Pearl Guinea Fowl
Spotted like porcelain — the original poultry alarm.
Overview
Pearl Guinea Fowl are domestic descendants of wild guinea fowl native to West Africa. They have been an important food source and pest control animal in their native regions for a long time. The striking pearl-like pattern of their plumage is a distinguishing feature.
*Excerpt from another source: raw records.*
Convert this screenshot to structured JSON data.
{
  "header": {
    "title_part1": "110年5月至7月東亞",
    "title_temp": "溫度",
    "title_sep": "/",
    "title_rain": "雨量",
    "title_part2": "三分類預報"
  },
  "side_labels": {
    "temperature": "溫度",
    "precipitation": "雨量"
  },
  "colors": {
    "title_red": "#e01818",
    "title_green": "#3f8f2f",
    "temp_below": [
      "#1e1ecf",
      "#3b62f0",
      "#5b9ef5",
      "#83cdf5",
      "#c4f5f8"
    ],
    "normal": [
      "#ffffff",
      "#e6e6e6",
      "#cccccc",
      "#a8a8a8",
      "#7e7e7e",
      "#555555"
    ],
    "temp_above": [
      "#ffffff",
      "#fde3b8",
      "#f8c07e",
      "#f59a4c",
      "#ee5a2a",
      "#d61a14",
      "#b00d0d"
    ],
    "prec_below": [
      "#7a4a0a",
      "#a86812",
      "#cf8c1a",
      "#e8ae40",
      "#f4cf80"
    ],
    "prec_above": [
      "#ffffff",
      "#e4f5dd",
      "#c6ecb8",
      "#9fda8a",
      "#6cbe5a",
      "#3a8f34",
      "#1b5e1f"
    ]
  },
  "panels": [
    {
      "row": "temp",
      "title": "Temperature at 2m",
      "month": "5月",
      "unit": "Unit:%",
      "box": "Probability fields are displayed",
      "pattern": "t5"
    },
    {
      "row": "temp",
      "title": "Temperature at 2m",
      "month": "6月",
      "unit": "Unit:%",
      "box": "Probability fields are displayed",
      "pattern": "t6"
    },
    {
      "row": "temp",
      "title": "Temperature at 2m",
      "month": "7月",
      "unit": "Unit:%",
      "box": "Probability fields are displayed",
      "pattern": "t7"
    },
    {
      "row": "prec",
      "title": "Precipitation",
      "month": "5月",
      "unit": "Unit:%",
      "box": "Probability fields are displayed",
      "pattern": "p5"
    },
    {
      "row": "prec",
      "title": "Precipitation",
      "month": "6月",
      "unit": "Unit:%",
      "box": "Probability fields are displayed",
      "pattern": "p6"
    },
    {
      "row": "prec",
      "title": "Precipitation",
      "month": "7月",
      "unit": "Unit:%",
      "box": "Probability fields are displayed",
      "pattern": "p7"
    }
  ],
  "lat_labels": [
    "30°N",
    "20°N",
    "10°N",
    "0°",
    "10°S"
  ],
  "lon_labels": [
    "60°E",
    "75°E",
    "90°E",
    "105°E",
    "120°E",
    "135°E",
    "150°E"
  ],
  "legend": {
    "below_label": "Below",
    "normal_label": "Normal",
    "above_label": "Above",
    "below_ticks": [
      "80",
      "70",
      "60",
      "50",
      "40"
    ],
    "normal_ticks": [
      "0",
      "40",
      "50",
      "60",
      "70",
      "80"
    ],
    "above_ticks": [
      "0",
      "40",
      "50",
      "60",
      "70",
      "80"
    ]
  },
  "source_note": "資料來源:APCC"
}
Over the centuries, guinea fowl were introduced to other parts of the world, including Europe and the Americas. The Pearl variety remains one of the most recognized and widely kept color forms among domestic guinea fowl. They are valued for their meat, eggs, and as natural alarms due to their vocal nature.
Origins
Tracing back to West Africa, the Pearl Guinea Fowl earned its place in the lineage of guinea fowl through generations of selection — a slow conversation between climate, husbandry, and human eye. Spotted like porcelain — the original poultry alarm.
Temperament
Custodians describe the Pearl Guinea Fowl as alert, vocal, and somewhat skittish, preferring open spaces..
Conservation
Current status: Common · rarity tier Common. Working populations remain in the hands of a small global network — 0+ of them keep programmes on Best of Breed alone.
Pearl Guinea Fowl, in photographs.
A living plate — community submissions and high-resolution photographs from Wikimedia Commons, sorted by clarity.